Aspergillus neoniger NCIM 1400 whose cell-free fraction was earlier established for transglycosylation activity conferred by α-glucosidase gene (agdA), was subjected to sequence analysis. Preliminary results revealed certain dynamics in the intron splicing mechanism, and to ascertain these molecular events, a detailed study was carried. The electrophoresis results from the cDNA portion (B-fragment) of agdA showed multiple bands, indicating the amplification of one or more fragments. The sequence results of cDNA cloned vector revealed the retention type of alternative splicing in the agdA. The splicing mechanism of agdA in NCIM 1400 was compared to different A. niger strains, which harbours agdA orthologues, using PCR. It was observed that effective intron splicing leads to higher α-glucosidase activity from these selected Aspergillus spp. To explore the dynamics of intron retention in A. neoniger NCIM 1400, time-course analysis of intron retention, enzyme activity, and sugar consumption were carried over a period of 168 h of fungal growth. RT-qPCR results revealed that introns retention was not detected during the initial growth phase when the maltose and its hydrolysed product, glucose were consumed. Here we demonstrate that exhaustion of maltose causes increase in retention of introns in the mRNA transcripts of agdA gene, and this could be the possible mode of regulating this gene.

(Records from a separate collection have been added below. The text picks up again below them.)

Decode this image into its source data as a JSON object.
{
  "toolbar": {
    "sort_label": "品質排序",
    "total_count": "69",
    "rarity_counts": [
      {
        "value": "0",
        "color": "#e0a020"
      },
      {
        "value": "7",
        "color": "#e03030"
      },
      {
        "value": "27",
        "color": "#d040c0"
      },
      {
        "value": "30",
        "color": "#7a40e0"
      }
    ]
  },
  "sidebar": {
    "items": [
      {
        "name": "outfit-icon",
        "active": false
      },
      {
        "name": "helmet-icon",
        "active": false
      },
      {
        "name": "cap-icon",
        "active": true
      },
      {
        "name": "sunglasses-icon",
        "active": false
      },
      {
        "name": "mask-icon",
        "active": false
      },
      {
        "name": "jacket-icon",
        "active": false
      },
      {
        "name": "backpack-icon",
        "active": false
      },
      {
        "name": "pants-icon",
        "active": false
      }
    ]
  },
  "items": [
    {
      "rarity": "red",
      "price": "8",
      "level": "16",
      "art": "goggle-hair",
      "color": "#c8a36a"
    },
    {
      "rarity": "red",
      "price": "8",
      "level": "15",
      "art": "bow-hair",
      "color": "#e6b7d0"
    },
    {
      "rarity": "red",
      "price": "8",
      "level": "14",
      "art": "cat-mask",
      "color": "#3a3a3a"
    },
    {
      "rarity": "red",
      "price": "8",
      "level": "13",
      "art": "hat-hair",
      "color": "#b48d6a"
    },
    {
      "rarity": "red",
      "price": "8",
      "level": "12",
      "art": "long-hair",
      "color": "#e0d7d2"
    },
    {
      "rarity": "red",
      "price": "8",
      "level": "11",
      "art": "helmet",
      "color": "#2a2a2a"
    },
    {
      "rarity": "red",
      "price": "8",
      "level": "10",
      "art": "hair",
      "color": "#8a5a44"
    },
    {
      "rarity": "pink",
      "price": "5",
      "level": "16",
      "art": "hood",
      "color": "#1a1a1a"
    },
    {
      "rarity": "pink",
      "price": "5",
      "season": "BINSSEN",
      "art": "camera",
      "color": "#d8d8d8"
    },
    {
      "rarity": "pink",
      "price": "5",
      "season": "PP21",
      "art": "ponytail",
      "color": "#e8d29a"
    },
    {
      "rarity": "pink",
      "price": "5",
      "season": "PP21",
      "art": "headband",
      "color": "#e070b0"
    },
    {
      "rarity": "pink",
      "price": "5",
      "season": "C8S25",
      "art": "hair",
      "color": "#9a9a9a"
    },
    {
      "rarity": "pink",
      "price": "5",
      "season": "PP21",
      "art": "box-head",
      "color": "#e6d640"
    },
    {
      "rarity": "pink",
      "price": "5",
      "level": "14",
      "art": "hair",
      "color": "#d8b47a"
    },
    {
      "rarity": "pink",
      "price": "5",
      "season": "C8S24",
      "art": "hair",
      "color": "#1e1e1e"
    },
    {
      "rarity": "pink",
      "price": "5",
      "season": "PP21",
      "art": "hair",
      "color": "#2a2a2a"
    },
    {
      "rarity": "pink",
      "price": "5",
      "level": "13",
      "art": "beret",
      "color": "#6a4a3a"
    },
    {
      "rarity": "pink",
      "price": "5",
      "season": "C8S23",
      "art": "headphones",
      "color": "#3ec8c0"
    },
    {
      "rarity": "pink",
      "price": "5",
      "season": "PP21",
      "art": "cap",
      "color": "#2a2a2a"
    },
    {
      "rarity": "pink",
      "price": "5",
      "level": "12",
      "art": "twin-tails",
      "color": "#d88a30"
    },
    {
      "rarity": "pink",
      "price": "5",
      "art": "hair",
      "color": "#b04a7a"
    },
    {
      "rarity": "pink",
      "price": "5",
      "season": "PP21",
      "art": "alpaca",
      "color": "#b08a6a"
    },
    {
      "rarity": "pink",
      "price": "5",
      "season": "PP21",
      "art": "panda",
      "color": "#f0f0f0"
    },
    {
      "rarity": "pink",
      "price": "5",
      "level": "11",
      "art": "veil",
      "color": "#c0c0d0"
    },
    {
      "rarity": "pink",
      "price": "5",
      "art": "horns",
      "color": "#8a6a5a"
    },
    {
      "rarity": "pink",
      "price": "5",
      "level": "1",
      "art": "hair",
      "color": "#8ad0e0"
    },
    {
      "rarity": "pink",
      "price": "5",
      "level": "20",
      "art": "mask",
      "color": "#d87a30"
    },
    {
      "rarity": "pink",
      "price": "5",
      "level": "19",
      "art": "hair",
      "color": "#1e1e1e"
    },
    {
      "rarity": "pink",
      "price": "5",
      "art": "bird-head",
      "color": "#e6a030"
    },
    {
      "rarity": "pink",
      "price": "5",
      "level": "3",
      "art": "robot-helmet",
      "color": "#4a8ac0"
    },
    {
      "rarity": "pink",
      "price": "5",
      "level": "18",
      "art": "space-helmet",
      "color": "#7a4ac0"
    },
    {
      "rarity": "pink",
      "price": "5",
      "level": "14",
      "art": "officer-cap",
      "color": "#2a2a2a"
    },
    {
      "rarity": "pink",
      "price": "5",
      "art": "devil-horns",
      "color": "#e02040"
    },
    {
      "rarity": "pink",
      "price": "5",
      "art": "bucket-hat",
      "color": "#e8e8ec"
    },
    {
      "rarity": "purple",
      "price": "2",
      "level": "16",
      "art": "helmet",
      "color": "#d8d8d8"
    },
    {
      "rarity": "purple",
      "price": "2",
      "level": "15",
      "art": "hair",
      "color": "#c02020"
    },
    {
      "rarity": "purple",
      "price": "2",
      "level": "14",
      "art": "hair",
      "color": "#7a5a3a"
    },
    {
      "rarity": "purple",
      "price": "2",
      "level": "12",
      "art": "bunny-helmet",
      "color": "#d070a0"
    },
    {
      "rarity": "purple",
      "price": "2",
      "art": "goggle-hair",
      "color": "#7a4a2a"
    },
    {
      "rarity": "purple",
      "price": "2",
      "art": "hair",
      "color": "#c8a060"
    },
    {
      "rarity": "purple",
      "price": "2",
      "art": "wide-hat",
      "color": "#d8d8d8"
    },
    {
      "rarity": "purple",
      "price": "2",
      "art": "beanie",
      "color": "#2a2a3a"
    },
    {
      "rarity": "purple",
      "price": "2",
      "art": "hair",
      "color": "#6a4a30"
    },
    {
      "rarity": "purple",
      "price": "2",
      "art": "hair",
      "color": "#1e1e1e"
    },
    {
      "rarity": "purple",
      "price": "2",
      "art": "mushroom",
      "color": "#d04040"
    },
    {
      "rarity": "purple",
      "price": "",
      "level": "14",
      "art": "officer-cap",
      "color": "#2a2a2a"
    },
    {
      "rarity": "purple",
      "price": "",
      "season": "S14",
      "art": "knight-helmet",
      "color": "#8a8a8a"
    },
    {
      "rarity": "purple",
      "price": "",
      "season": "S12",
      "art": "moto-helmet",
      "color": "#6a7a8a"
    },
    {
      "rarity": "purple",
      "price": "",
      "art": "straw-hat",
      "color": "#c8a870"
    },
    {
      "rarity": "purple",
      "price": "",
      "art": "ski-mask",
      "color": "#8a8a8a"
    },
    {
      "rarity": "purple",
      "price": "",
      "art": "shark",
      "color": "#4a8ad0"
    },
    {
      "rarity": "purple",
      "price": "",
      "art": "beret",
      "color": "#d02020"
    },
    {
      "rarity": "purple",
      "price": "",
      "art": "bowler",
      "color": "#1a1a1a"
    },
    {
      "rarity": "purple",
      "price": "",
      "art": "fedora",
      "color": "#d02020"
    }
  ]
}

对新黑曲霉 NCIM 1400进行序列分析，其无细胞部分是较早建立的用于由 α-葡萄糖苷酶基因 ( agd A)赋予的转糖基化活性。初步结果揭示了内含子剪接机制的某些动态，为了确定这些分子事件，进行了详细的研究。agd A的 cDNA 部分（B 片段）的电泳结果显示多条带，表明一个或多个片段的扩增。的cDNA克隆载体的序列结果表明选择性剪接在保持型AGD A.的剪接机制AGD甲在NCIM 1400进行比较不同的黑曲霉菌株，其港口agd A 直向同源物，使用 PCR。观察到有效的内含子剪接导致来自这些选定曲霉属的更高的α-葡萄糖苷酶活性。为了探索A.neoniger NCIM 1400中内含子保留的动力学，在真菌生长的 168 小时内进行了内含子保留、酶活性和糖消耗的时程分析。RT-qPCR 结果显示，当麦芽糖及其水解产物葡萄糖被消耗时，在初始生长期未检测到内含子保留。在这里，我们证明麦芽糖耗尽导致agd A 基因mRNA 转录物中内含子的保留增加，这可能是调节该基因的可能模式。